A necessary attack, now for the really tricky bit
What next in Libya? The initial demonstration of strength we saw yesterday is really just the beginning. (Follow live updates here.)
As US Defence Secretary Gates has rightly observed “a no-fly zone begins with an attack on Libya to destroy the air defences”. This underscores the inevitability of escalation for which a no-fly zone has set the scene, one way or another.
Even if Gaddafi, out of character, orders his aircraft or ground installations not to engage the foreign forces from here on, or they revolt out of fear or relief, that is not the end of it.
Any military operation requires strict adherence to what are called Rules of Engagement (RoE) that determine the instances in which force can be used. At its most rudimentary level this is often “don’t fire unless fired upon” and in the instance of a no-fly zone includes sufficient numbers of warning to any unauthorized aircraft.
But these rules rarely account for moral considerations that an individual soldier – or pilot – might encounter.

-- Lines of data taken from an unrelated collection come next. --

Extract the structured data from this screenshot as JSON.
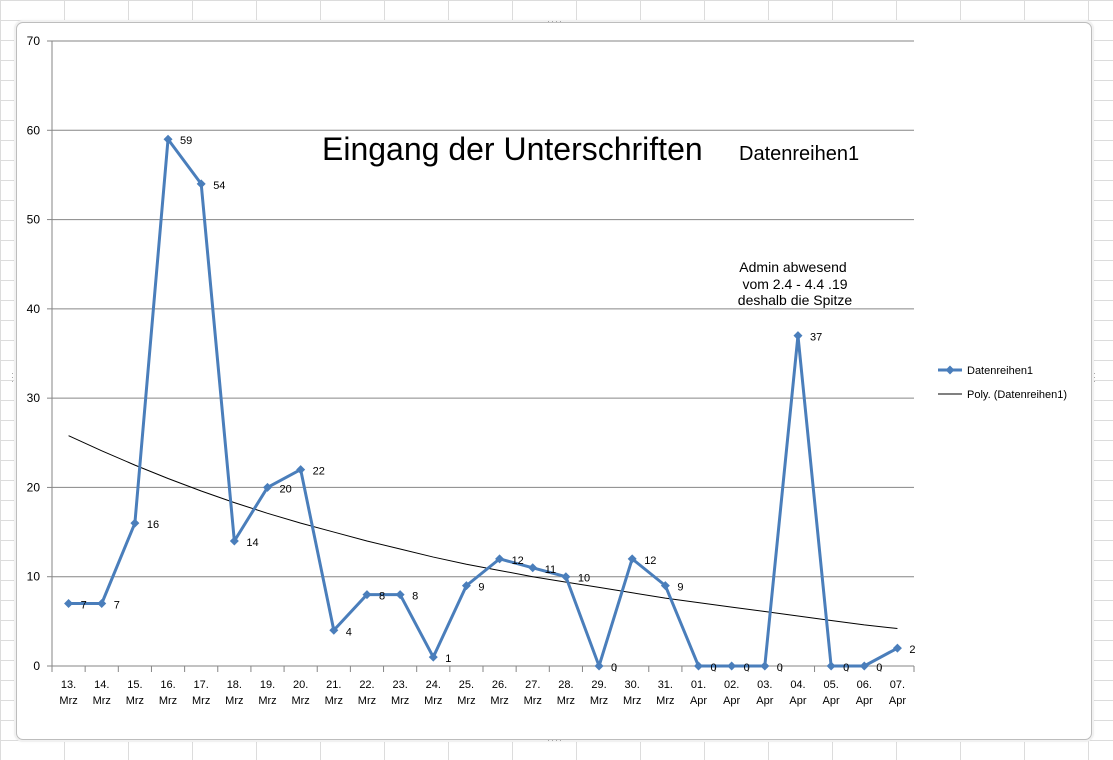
{
  "chart_data": {
    "type": "line",
    "title": "Eingang der Unterschriften",
    "title_series_label": "Datenreihen1",
    "annotation_lines": [
      "Admin abwesend",
      "vom 2.4 - 4.4 .19",
      "deshalb die Spitze"
    ],
    "categories": [
      [
        "13.",
        "Mrz"
      ],
      [
        "14.",
        "Mrz"
      ],
      [
        "15.",
        "Mrz"
      ],
      [
        "16.",
        "Mrz"
      ],
      [
        "17.",
        "Mrz"
      ],
      [
        "18.",
        "Mrz"
      ],
      [
        "19.",
        "Mrz"
      ],
      [
        "20.",
        "Mrz"
      ],
      [
        "21.",
        "Mrz"
      ],
      [
        "22.",
        "Mrz"
      ],
      [
        "23.",
        "Mrz"
      ],
      [
        "24.",
        "Mrz"
      ],
      [
        "25.",
        "Mrz"
      ],
      [
        "26.",
        "Mrz"
      ],
      [
        "27.",
        "Mrz"
      ],
      [
        "28.",
        "Mrz"
      ],
      [
        "29.",
        "Mrz"
      ],
      [
        "30.",
        "Mrz"
      ],
      [
        "31.",
        "Mrz"
      ],
      [
        "01.",
        "Apr"
      ],
      [
        "02.",
        "Apr"
      ],
      [
        "03.",
        "Apr"
      ],
      [
        "04.",
        "Apr"
      ],
      [
        "05.",
        "Apr"
      ],
      [
        "06.",
        "Apr"
      ],
      [
        "07.",
        "Apr"
      ]
    ],
    "series": [
      {
        "name": "Datenreihen1",
        "color": "#4a7ebb",
        "values": [
          7,
          7,
          16,
          59,
          54,
          14,
          20,
          22,
          4,
          8,
          8,
          1,
          9,
          12,
          11,
          10,
          0,
          12,
          9,
          0,
          0,
          0,
          37,
          0,
          0,
          2
        ]
      }
    ],
    "trendline": {
      "name": "Poly. (Datenreihen1)",
      "color": "#000000",
      "values": [
        25.8,
        24.1,
        22.5,
        21.0,
        19.6,
        18.3,
        17.1,
        16.0,
        15.0,
        14.0,
        13.1,
        12.2,
        11.4,
        10.7,
        10.0,
        9.4,
        8.8,
        8.2,
        7.6,
        7.1,
        6.6,
        6.1,
        5.6,
        5.1,
        4.6,
        4.2
      ]
    },
    "yaxis": {
      "min": 0,
      "max": 70,
      "ticks": [
        0,
        10,
        20,
        30,
        40,
        50,
        60,
        70
      ]
    },
    "grid": true,
    "legend_position": "right"
  }
}
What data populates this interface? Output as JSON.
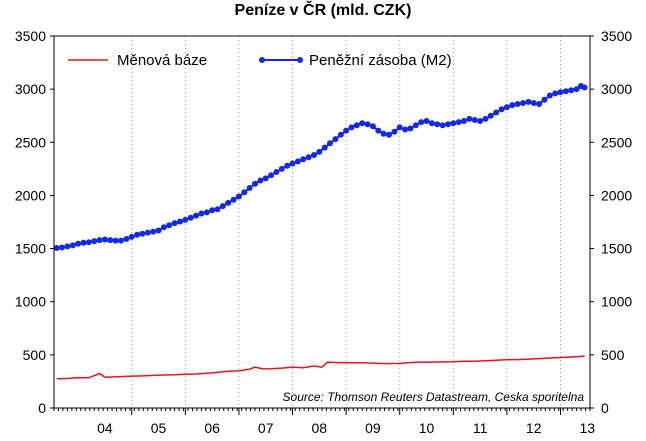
{
  "chart_data": {
    "type": "line",
    "title": "Peníze v ČR (mld. CZK)",
    "source": "Source: Thomson Reuters Datastream, Ceska sporitelna",
    "ylim": [
      0,
      3500
    ],
    "yticks": [
      0,
      500,
      1000,
      1500,
      2000,
      2500,
      3000,
      3500
    ],
    "y_tick_labels_both_sides": true,
    "xlim": [
      2003.55,
      2013.55
    ],
    "x_tick_labels": [
      {
        "label": "04",
        "x": 2004.5
      },
      {
        "label": "05",
        "x": 2005.5
      },
      {
        "label": "06",
        "x": 2006.5
      },
      {
        "label": "07",
        "x": 2007.5
      },
      {
        "label": "08",
        "x": 2008.5
      },
      {
        "label": "09",
        "x": 2009.5
      },
      {
        "label": "10",
        "x": 2010.5
      },
      {
        "label": "11",
        "x": 2011.5
      },
      {
        "label": "12",
        "x": 2012.5
      },
      {
        "label": "13",
        "x": 2013.5
      }
    ],
    "x_grid_at": [
      2005,
      2006,
      2007,
      2008,
      2009,
      2010,
      2011,
      2012,
      2013
    ],
    "grid": "vertical dotted",
    "legend_position": "top-left",
    "series": [
      {
        "name": "Měnová báze",
        "color": "#e8141c",
        "markers": false,
        "points": [
          [
            2003.6,
            275
          ],
          [
            2003.8,
            278
          ],
          [
            2004.0,
            285
          ],
          [
            2004.2,
            285
          ],
          [
            2004.4,
            325
          ],
          [
            2004.5,
            290
          ],
          [
            2004.8,
            295
          ],
          [
            2005.0,
            300
          ],
          [
            2005.2,
            302
          ],
          [
            2005.5,
            310
          ],
          [
            2005.8,
            312
          ],
          [
            2006.0,
            318
          ],
          [
            2006.2,
            320
          ],
          [
            2006.5,
            330
          ],
          [
            2006.8,
            345
          ],
          [
            2007.0,
            350
          ],
          [
            2007.2,
            365
          ],
          [
            2007.3,
            385
          ],
          [
            2007.45,
            368
          ],
          [
            2007.6,
            370
          ],
          [
            2007.8,
            375
          ],
          [
            2008.0,
            385
          ],
          [
            2008.2,
            378
          ],
          [
            2008.4,
            395
          ],
          [
            2008.55,
            385
          ],
          [
            2008.65,
            430
          ],
          [
            2008.8,
            428
          ],
          [
            2009.0,
            425
          ],
          [
            2009.3,
            425
          ],
          [
            2009.6,
            420
          ],
          [
            2009.8,
            418
          ],
          [
            2010.0,
            420
          ],
          [
            2010.3,
            430
          ],
          [
            2010.6,
            432
          ],
          [
            2011.0,
            435
          ],
          [
            2011.2,
            440
          ],
          [
            2011.4,
            440
          ],
          [
            2011.6,
            445
          ],
          [
            2011.8,
            450
          ],
          [
            2012.0,
            455
          ],
          [
            2012.2,
            455
          ],
          [
            2012.4,
            460
          ],
          [
            2012.6,
            465
          ],
          [
            2012.8,
            470
          ],
          [
            2013.0,
            475
          ],
          [
            2013.2,
            480
          ],
          [
            2013.35,
            485
          ],
          [
            2013.45,
            490
          ]
        ]
      },
      {
        "name": "Peněžní zásoba (M2)",
        "color": "#1428e8",
        "markers": true,
        "points": [
          [
            2003.6,
            1505
          ],
          [
            2003.7,
            1510
          ],
          [
            2003.8,
            1520
          ],
          [
            2003.9,
            1530
          ],
          [
            2004.0,
            1545
          ],
          [
            2004.1,
            1555
          ],
          [
            2004.2,
            1560
          ],
          [
            2004.3,
            1570
          ],
          [
            2004.4,
            1580
          ],
          [
            2004.5,
            1585
          ],
          [
            2004.6,
            1580
          ],
          [
            2004.7,
            1575
          ],
          [
            2004.8,
            1575
          ],
          [
            2004.9,
            1590
          ],
          [
            2005.0,
            1610
          ],
          [
            2005.1,
            1630
          ],
          [
            2005.2,
            1640
          ],
          [
            2005.3,
            1650
          ],
          [
            2005.4,
            1660
          ],
          [
            2005.5,
            1670
          ],
          [
            2005.6,
            1700
          ],
          [
            2005.7,
            1720
          ],
          [
            2005.8,
            1740
          ],
          [
            2005.9,
            1755
          ],
          [
            2006.0,
            1770
          ],
          [
            2006.1,
            1790
          ],
          [
            2006.2,
            1810
          ],
          [
            2006.3,
            1830
          ],
          [
            2006.4,
            1840
          ],
          [
            2006.5,
            1860
          ],
          [
            2006.6,
            1870
          ],
          [
            2006.7,
            1900
          ],
          [
            2006.8,
            1930
          ],
          [
            2006.9,
            1960
          ],
          [
            2007.0,
            1990
          ],
          [
            2007.1,
            2030
          ],
          [
            2007.2,
            2070
          ],
          [
            2007.3,
            2110
          ],
          [
            2007.4,
            2140
          ],
          [
            2007.5,
            2160
          ],
          [
            2007.6,
            2190
          ],
          [
            2007.7,
            2220
          ],
          [
            2007.8,
            2250
          ],
          [
            2007.9,
            2280
          ],
          [
            2008.0,
            2300
          ],
          [
            2008.1,
            2320
          ],
          [
            2008.2,
            2340
          ],
          [
            2008.3,
            2360
          ],
          [
            2008.4,
            2380
          ],
          [
            2008.5,
            2410
          ],
          [
            2008.6,
            2450
          ],
          [
            2008.7,
            2490
          ],
          [
            2008.8,
            2530
          ],
          [
            2008.9,
            2570
          ],
          [
            2009.0,
            2610
          ],
          [
            2009.1,
            2640
          ],
          [
            2009.2,
            2660
          ],
          [
            2009.3,
            2680
          ],
          [
            2009.4,
            2670
          ],
          [
            2009.5,
            2650
          ],
          [
            2009.6,
            2610
          ],
          [
            2009.7,
            2580
          ],
          [
            2009.8,
            2570
          ],
          [
            2009.9,
            2600
          ],
          [
            2010.0,
            2640
          ],
          [
            2010.1,
            2620
          ],
          [
            2010.2,
            2630
          ],
          [
            2010.3,
            2660
          ],
          [
            2010.4,
            2690
          ],
          [
            2010.5,
            2700
          ],
          [
            2010.6,
            2680
          ],
          [
            2010.7,
            2670
          ],
          [
            2010.8,
            2660
          ],
          [
            2010.9,
            2670
          ],
          [
            2011.0,
            2680
          ],
          [
            2011.1,
            2690
          ],
          [
            2011.2,
            2700
          ],
          [
            2011.3,
            2720
          ],
          [
            2011.4,
            2710
          ],
          [
            2011.5,
            2700
          ],
          [
            2011.6,
            2720
          ],
          [
            2011.7,
            2750
          ],
          [
            2011.8,
            2780
          ],
          [
            2011.9,
            2810
          ],
          [
            2012.0,
            2830
          ],
          [
            2012.1,
            2850
          ],
          [
            2012.2,
            2860
          ],
          [
            2012.3,
            2870
          ],
          [
            2012.4,
            2880
          ],
          [
            2012.5,
            2870
          ],
          [
            2012.6,
            2860
          ],
          [
            2012.7,
            2900
          ],
          [
            2012.8,
            2940
          ],
          [
            2012.9,
            2960
          ],
          [
            2013.0,
            2970
          ],
          [
            2013.1,
            2980
          ],
          [
            2013.2,
            2990
          ],
          [
            2013.3,
            3000
          ],
          [
            2013.38,
            3030
          ],
          [
            2013.45,
            3015
          ]
        ]
      }
    ]
  }
}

For example, an aircraft policing a no-fly zone might spot a helicopter gunship mowing down citizens as has been a frequent occurrence during the turmoil. Should that pilot wait to deliver perhaps the required three warnings or should they shoot down the gunship immediately?
What about if a pilot spots an equally horrific massacre of innocent civilians by ground forces? According to the principles of a running not setting up a no-fly zone generally they would be required to stand idly by. But should they? Could they? Would they?
Pilots are humans too and you can expect them to have a human response. The danger is that one overreach on the principles of a no-fly zone compels an escalation in the method of intervention by the Western forces to something more than simply monitoring the skies.
But that is not necessarily a bad thing.
The no-fly zone is a relatively painless first step that is serving as a dramatic warning to the despot leader to back down. Gaddafi’s departure is widely considered the circuit breaker of the situation. And on balance with an American F-18 now occasionally screaming over his palace he is more likely to want to get out of the country.
Ultimately it is a game of risk. Whether it will take a no-fly zone in its current form or an escalation to a full scale air campaign to knock down Gaddafi we don’t know. This is what we saw with Operation Deny Flight, the UN sanctioned no-fly zone imposed over Bosnia between 1993-95, that was expanded to include close air support and coercive air strikes.
But both are much less costly, lengthy, bloody and confronting than a land campaign with troops that would have the sniff of an occupying force and President Obama has rejected outright.
We should remember that at the end of the day, the Libyans themselves were crying out for change and we have a responsibility to not stand idly by as a humanitarian crisis unfolded.
In international affairs there is a widely accepted doctrine of the Responsibility to Protect (R2P) championed by former Foreign Minister Gareth Evans. Under certain conditions the international community has a responsibility to override sovereignty to protect the citizens of other countries from various atrocities.
The UN’s statement two weeks ago on Libya was the strongest ever endorsement of the R2P principle and provided a strong basis for action even if Russia or China had vetoed rather than abstained from the UN vote as long as there was broad consensus in the international community.
The time for sanctions and the freezing of assets long passed with violence only escalating. With a majority of Western citizens evacuated away from fear of reprisal attacks it was about time we took the next step.
Military options should always be a last resort. But realistically what else was there that we could do?
We should remember that the only thing necessary for the triumph of evil is for good men to do nothing and hold our breath that Gaddafi will back down soon before any escalation occurs.